Lo Stato di Israele è nato quattro anni dopo la conclusione della guerra mondiale in cui gli ebrei sono stati sterminati in ogni luogo. Non hanno fatto in tempo a dichiarare la loro indipendenza che hanno dovuto fronteggiare una guerra sanguinosa in cui hanno perduto la creme della società. Nonostante un secolo di guerre hanno conservato la loro democrazia, hanno sviluppato una società aperta con una stampa che fa invidia a molti paesi europei, il nostro incluso. La vera sfida è però vincere l’isolamento nella regione, aprirsi un varco nel cuore del mondo arabo, essere percepito come un’opportunità e non come un nemico da estirpare. Israeliani e palestinese hanno entrambi bisogno l’uno dell’altro. Questa è la vera grande sfida per la quale ci vuole saggezza e lungimiranza, soprattutto il sentimento della pietas verso il dolore proprio e altrui.

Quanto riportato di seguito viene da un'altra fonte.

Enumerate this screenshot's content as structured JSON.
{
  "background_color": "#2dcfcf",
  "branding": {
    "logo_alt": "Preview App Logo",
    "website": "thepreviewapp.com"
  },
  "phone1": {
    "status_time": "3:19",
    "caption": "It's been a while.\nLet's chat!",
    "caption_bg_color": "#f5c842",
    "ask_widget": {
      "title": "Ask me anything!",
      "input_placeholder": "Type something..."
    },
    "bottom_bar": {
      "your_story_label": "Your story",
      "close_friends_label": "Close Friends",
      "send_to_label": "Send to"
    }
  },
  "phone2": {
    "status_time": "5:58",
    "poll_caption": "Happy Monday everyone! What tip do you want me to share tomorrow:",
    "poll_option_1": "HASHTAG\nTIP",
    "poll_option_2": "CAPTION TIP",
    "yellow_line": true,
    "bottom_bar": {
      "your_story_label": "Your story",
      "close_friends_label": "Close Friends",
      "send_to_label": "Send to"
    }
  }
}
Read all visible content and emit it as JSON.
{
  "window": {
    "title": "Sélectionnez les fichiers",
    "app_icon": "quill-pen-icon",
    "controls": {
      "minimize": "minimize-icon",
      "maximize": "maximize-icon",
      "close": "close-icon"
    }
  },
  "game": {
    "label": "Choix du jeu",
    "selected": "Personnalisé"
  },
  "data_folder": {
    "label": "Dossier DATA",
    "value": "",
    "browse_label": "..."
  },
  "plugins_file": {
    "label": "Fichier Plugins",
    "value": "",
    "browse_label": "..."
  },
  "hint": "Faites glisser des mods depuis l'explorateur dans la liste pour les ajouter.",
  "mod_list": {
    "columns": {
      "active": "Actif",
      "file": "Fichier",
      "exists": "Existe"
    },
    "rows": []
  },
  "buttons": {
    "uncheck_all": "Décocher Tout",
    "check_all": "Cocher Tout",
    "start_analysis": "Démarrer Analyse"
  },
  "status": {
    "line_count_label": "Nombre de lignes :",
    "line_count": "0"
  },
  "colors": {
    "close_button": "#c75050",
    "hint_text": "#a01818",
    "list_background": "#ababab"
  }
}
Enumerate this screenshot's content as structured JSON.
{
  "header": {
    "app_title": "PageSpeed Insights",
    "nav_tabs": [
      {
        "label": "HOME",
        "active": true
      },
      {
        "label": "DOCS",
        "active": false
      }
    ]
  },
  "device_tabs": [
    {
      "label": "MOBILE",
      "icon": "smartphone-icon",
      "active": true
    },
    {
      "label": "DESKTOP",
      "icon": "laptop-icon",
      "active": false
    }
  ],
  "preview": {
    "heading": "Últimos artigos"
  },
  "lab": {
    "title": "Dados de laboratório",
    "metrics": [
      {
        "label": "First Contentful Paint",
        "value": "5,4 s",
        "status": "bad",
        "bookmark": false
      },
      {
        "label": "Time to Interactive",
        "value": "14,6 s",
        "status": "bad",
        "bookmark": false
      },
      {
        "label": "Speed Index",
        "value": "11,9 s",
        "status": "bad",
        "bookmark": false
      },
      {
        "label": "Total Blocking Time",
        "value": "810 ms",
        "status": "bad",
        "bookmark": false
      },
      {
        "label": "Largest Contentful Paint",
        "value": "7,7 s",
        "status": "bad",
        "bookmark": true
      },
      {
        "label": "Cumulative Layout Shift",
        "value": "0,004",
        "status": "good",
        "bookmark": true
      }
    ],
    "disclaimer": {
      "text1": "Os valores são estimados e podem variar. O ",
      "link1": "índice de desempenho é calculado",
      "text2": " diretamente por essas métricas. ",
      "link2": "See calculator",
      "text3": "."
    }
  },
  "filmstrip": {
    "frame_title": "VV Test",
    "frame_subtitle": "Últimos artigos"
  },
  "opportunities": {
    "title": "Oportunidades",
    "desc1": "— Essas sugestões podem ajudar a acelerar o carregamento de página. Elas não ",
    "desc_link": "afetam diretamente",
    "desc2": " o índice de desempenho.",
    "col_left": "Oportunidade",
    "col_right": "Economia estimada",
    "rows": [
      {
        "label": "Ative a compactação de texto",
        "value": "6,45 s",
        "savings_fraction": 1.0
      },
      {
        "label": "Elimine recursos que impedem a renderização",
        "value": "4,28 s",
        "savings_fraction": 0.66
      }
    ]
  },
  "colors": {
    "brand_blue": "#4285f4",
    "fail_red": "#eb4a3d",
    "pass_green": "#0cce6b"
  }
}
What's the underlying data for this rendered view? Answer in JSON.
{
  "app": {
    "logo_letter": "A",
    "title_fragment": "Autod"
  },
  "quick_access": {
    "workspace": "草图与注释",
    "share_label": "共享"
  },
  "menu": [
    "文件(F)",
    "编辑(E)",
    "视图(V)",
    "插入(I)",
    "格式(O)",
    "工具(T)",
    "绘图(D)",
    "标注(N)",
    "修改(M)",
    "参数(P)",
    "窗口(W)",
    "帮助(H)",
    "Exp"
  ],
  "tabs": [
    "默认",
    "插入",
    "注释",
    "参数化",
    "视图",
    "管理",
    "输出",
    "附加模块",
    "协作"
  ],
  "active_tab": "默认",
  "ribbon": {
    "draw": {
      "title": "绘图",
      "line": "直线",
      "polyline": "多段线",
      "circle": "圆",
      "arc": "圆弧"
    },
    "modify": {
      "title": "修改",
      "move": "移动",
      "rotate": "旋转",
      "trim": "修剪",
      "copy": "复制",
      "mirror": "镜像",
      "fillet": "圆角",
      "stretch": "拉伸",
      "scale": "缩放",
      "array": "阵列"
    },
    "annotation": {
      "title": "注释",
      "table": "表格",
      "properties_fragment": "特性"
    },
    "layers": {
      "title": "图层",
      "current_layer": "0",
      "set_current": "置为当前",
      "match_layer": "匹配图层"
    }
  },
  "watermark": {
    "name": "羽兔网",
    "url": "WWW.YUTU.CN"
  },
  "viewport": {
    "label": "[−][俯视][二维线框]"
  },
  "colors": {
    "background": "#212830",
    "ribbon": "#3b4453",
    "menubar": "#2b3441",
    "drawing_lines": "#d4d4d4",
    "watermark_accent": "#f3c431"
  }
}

Nonostante i tempi bui e le difficoltà oggettive che il futuro può racchiudere il libro porta un messaggio di speranza. Contro la follia del mondo bisogna mantenere aperti i confini dello spirito.
In primo luogo non bisogna dire, né fare mai nulla di cui potersi vergognare. Le parole in politica sono azioni. Ci sono parole che curano e parole che contribuiscono a distruggere. Le parole vanno curate come le persone. Lo vediamo qui da noi oggi nel nostro paese. Il degrado della politica e della convivenza ha come sfondo la corruzione del linguaggio. Restituire alla parola la sua funzione terapeutica è una necessità politica e morale. Sono nato e cresciuto in un paese arabo che ho dovuto lasciare forzatamente dopo un sanguinoso pogrom, il terzo in appena vent’anni. La sofferenza può avere conseguenze devastanti, ma può essere anche la via per sviluppare l’empatia verso il dolore altrui. Conservare l’immaginazione sognante è una necessità per non perdersi e conservare la propria salute. Anche nelle situazioni più difficile, l’uomo ha la possibilità di scegliere.